Thatcher also reclaimed British overseas territory adjacent to Argentina in a memorable tour de force in the "Falklands War," earning her the enduring hatred of the Argentineans [See statement of Argentine leader and veteran Ernesto Alberto Alonso], who have no resident population in the Falklands, and the eternal love of the British citizens – who inhabit the islands. The Falklands have lowered their flags to half-mast today and a Falkands native has been quoted with his reaction,
"She was probably the number one person in our history. We received this news with great sadness even though it was expected because we knew she was very poorly....There will definitely be a memorial service here…I was 25 at the time of the war. It was mind-blowing when we heard on the radio that Thatcher would send a taskforce. When she arrived afterwards, it was like a visit from the Queen."
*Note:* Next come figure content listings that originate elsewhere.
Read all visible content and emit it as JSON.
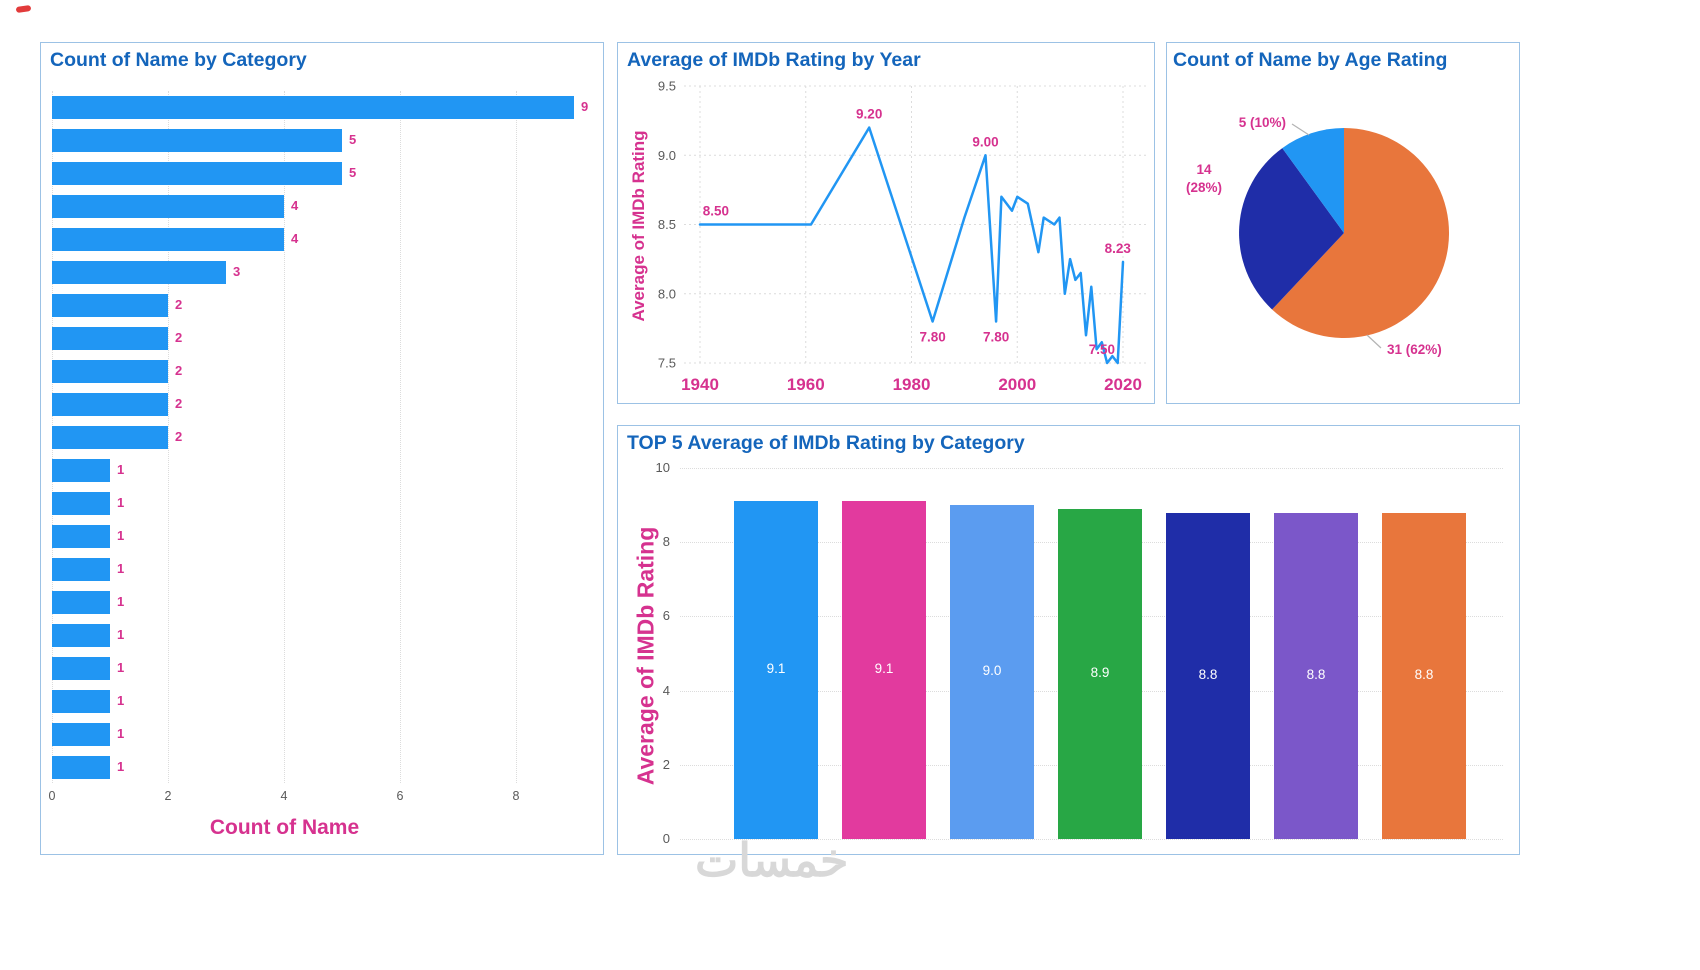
{
  "watermark": "خمسات",
  "colors": {
    "title_blue": "#1465BB",
    "label_pink": "#D6328F",
    "axis_gray": "#595959",
    "grid_gray": "#DCDCDC",
    "panel_border": "#9CC2E5",
    "watermark_gray": "#D8D8D8",
    "primary_bar_blue": "#2196F3"
  },
  "chart_data": [
    {
      "id": "category_bar",
      "type": "bar",
      "orientation": "horizontal",
      "title": "Count of Name by Category",
      "xlabel": "Count of Name",
      "ylabel": "",
      "x_ticks": [
        0,
        2,
        4,
        6,
        8
      ],
      "xlim": [
        0,
        9.5
      ],
      "values": [
        9,
        5,
        5,
        4,
        4,
        3,
        2,
        2,
        2,
        2,
        2,
        1,
        1,
        1,
        1,
        1,
        1,
        1,
        1,
        1,
        1
      ],
      "bar_color": "#2196F3",
      "grid": true
    },
    {
      "id": "rating_by_year",
      "type": "line",
      "title": "Average of IMDb Rating by Year",
      "xlabel": "",
      "ylabel": "Average of IMDb Rating",
      "x_ticks": [
        1940,
        1960,
        1980,
        2000,
        2020
      ],
      "y_ticks": [
        7.5,
        8,
        8.5,
        9,
        9.5
      ],
      "xlim": [
        1936,
        2023
      ],
      "ylim": [
        7.5,
        9.5
      ],
      "line_color": "#2196F3",
      "grid": true,
      "points": [
        [
          1940,
          8.5
        ],
        [
          1961,
          8.5
        ],
        [
          1972,
          9.2
        ],
        [
          1984,
          7.8
        ],
        [
          1990,
          8.55
        ],
        [
          1994,
          9.0
        ],
        [
          1996,
          7.8
        ],
        [
          1997,
          8.7
        ],
        [
          1999,
          8.6
        ],
        [
          2000,
          8.7
        ],
        [
          2002,
          8.65
        ],
        [
          2004,
          8.3
        ],
        [
          2005,
          8.55
        ],
        [
          2007,
          8.5
        ],
        [
          2008,
          8.55
        ],
        [
          2009,
          8.0
        ],
        [
          2010,
          8.25
        ],
        [
          2011,
          8.1
        ],
        [
          2012,
          8.15
        ],
        [
          2013,
          7.7
        ],
        [
          2014,
          8.05
        ],
        [
          2015,
          7.6
        ],
        [
          2016,
          7.65
        ],
        [
          2017,
          7.5
        ],
        [
          2018,
          7.55
        ],
        [
          2019,
          7.5
        ],
        [
          2020,
          8.23
        ]
      ],
      "annotations": [
        {
          "text": "8.50",
          "x": 1943,
          "y": 8.5,
          "pos": "above"
        },
        {
          "text": "9.20",
          "x": 1972,
          "y": 9.2,
          "pos": "above"
        },
        {
          "text": "7.80",
          "x": 1984,
          "y": 7.8,
          "pos": "below"
        },
        {
          "text": "9.00",
          "x": 1994,
          "y": 9.0,
          "pos": "above"
        },
        {
          "text": "7.80",
          "x": 1996,
          "y": 7.8,
          "pos": "below"
        },
        {
          "text": "7.50",
          "x": 2016,
          "y": 7.5,
          "pos": "above"
        },
        {
          "text": "8.23",
          "x": 2019,
          "y": 8.23,
          "pos": "above"
        }
      ]
    },
    {
      "id": "age_rating_pie",
      "type": "pie",
      "title": "Count of Name by Age Rating",
      "slices": [
        {
          "label": "31 (62%)",
          "value": 31,
          "pct": 62,
          "color": "#E8763C"
        },
        {
          "label": "14 (28%)",
          "value": 14,
          "pct": 28,
          "color": "#1F2DA8"
        },
        {
          "label": "5 (10%)",
          "value": 5,
          "pct": 10,
          "color": "#2196F3"
        }
      ],
      "start_angle_deg_from_top_clockwise": 0
    },
    {
      "id": "top5_rating_bar",
      "type": "bar",
      "orientation": "vertical",
      "title": "TOP 5 Average of IMDb Rating by Category",
      "xlabel": "",
      "ylabel": "Average of IMDb Rating",
      "y_ticks": [
        0,
        2,
        4,
        6,
        8,
        10
      ],
      "ylim": [
        0,
        10
      ],
      "values": [
        9.1,
        9.1,
        9.0,
        8.9,
        8.8,
        8.8,
        8.8
      ],
      "value_labels": [
        "9.1",
        "9.1",
        "9.0",
        "8.9",
        "8.8",
        "8.8",
        "8.8"
      ],
      "bar_colors": [
        "#2196F3",
        "#E23A9E",
        "#5B9CF0",
        "#28A745",
        "#1F2DA8",
        "#7B57C9",
        "#E8763C"
      ],
      "grid": true
    }
  ]
}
Thatcher also is known for her role in helping to end the Cold War by standing in solidarity with Ronald Reagan and maintaining a credible British nuclear deterrent at a time when calls for unilateral disarmament were prevalent. Soviet generals later admitted that it was the willingness of the US-British delegation to "walk away" at Reykjavik that ultimately led to an unsustainable increase in Soviet defense expenditures, the subsequent collapse of the Russian economy, and the end of the Cold War.
To a category of British politicos known as "Euro-skeptics," Thatcher was a hero, fighting for British national interests and the preservation of British national sovereignty against frequent attempts on the part of European bureaucrats to federalize the European Community – now the European Union. Thatcher's biggest triumph in the domain of European diplomacy, according to foreign policy analysts, was in halting plans for British participation in the planned single currency and winning significant rebates in the billions looted as part of the Common Agricultural Policy. CAP looted British tax coffers to fund subsidies for French and German farmers, accorded to critics. Thatcher conducted diplomacy, as she jokingly remarked, with her "handbag."
Robert Oulds, a noted Euro-skeptic and president of the prominent British think-tank, Bruges Group, was contacted by WND for comment:
"Winning the Falklands War, defeating the Miners Strike and saying to George Bush Sr. 'this is no time to go wobbly' when faced with Saddam Hussein's invasion of Kuwait – this is Margaret Thatcher."
Oulds continued, "She brought back private enterprise to Britain and revitalized the economy. She was an opponent of Communism but played a key role in the negotiations between Reagan and Gorbachev."
Bruges Group posted the following:
"The Bruges Group was founded in 1989 to turn her [Thatcher] vision for Britain and Europe into a political reality. The Group is named after her famous Bruges Speech, to the College of Europe in Bruges, where she said;
"'We have not successfully rolled back the frontiers of the state in Britain, only to see them re-imposed at a European level, with a European super-state exercising a new dominance from Brussels."
"We express our sincere condolences to her family."
In one of Thatcher's most memorable speeches, she would say the following:
"To those waiting with baited breath for that favorite media catchphrase, the U-turn, I have only one thing to say: You turn if you want to. The lady's not for turning."